Speaker of the House Nancy Pelosi, D-Calif., conducts her weekly news conference in the Capitol Visitor Center on Thursday, May 19, 2022.
Tom Williams | Cq-roll Call, Inc. | Getty Images
House Speaker Nancy Pelosi said Thursday that lawmakers will vote on a collection of sweeping gun-control bills next week in response to a series of horrifying mass shootings in the U.S. that have left dozens dead.
While several bills are expected to clear the Democratic House – including a bill that would raise the legal age at which a person could purchase an assault rifle to 21 from 18 – Pelosi acknowledged in her Dear Colleague letter the slim chances many pieces of that legislation have in the Senate.
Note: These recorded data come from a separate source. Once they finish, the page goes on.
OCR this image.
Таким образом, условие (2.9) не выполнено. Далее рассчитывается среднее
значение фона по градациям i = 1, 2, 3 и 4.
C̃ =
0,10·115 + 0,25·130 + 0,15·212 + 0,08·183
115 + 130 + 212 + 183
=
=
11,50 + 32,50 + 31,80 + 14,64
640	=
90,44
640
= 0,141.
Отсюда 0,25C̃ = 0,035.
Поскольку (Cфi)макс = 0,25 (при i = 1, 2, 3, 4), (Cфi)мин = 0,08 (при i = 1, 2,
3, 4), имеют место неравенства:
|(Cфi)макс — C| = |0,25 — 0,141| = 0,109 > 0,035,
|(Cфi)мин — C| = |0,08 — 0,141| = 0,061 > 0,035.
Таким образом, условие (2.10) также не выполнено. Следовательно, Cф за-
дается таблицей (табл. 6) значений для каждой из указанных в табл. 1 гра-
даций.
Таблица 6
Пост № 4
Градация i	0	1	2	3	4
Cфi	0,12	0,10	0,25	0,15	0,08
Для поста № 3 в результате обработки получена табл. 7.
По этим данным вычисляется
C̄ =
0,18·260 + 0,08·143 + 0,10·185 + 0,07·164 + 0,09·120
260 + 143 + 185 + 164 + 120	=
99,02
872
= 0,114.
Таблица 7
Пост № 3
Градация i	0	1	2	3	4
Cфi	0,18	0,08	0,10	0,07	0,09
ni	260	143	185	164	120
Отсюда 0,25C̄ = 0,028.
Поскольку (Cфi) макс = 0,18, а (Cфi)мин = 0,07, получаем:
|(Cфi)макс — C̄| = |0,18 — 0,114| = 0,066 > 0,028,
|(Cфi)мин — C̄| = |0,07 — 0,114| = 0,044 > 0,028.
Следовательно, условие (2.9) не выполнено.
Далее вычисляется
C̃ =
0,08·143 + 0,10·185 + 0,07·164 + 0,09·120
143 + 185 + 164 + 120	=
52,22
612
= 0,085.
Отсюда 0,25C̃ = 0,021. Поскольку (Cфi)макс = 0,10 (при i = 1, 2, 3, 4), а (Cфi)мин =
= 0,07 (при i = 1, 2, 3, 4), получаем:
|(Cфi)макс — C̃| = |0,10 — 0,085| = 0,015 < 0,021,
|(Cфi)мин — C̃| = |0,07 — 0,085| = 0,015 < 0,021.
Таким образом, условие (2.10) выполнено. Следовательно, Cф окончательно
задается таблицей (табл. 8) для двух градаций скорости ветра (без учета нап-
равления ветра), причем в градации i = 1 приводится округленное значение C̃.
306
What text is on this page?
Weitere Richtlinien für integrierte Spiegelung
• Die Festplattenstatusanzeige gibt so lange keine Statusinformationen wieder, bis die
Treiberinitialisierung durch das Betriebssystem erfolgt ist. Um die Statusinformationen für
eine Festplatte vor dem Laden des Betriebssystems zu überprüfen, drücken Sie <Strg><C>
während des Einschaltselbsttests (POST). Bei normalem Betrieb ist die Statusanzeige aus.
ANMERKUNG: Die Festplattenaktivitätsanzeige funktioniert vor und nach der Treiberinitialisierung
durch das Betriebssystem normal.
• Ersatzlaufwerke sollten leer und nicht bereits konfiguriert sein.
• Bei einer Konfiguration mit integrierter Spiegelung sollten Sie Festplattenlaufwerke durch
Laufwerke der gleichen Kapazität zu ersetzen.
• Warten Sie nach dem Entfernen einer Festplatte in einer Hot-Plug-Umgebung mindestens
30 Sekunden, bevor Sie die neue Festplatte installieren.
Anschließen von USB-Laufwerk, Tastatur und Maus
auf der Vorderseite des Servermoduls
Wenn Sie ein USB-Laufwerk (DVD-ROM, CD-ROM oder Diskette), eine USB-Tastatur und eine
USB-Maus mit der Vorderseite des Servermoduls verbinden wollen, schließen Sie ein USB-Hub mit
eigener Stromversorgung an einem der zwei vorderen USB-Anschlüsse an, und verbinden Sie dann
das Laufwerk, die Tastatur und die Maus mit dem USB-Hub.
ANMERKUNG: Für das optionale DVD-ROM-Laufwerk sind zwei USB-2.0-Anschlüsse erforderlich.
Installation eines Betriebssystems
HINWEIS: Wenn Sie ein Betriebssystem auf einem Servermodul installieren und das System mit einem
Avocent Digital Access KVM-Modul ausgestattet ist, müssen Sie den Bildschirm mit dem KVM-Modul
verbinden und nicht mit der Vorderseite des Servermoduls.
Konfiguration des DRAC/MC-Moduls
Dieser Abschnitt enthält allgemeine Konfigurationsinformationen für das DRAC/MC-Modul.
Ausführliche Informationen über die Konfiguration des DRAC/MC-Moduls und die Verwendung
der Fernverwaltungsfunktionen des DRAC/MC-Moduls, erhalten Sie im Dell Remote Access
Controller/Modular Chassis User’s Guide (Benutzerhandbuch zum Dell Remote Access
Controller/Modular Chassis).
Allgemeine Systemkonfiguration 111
“Saving our children can and must be a unifying mission for our nation,” she wrote. “To all those in the Congress who would stand in the way of saving lives: your political survival is insignificant compared to the survival of our children. We will not rest until the job is done.”
Leading the gun-control legislating in the House is Rep. Jerrold Nadler, the chairman of the Judiciary Committee. He and his deputies are scrambling to pass an omnibus bill, a mix of various gun bills known as the Protecting Our Children Act, out of committee before day’s end.
That collection of bills would raise the purchasing age for semiautomatic weapons from 18 to 21 years old, outlaw high-capacity magazines and bump stocks for civilian use, and impose stronger gun storage requirements to protect children from accidental shootings.
The legislation’s move from the Judiciary Committee to the broader House floor, where Pelosi and other Democrats will likely pass and send it to the Senate, where the most viable bipartisan talks are underway.
Many of the House reforms are opposed by Senate Republicans, who have the power to block legislation from advancing with the threat of a filibuster in that chamber. Senate Democrats, led by Majority Leader Chuck Schumer, therefore need to persuade about 10 Republicans to sign on to any gun-safety policy if it has any hope of making its way to President Joe Biden.
That’s why, instead of the sweeping actions proposed by the House legislation, talks between Sen. Chris Murphy, D-Conn., and a handful of moderate Republicans have focused on bulked-up background checks and red flags laws.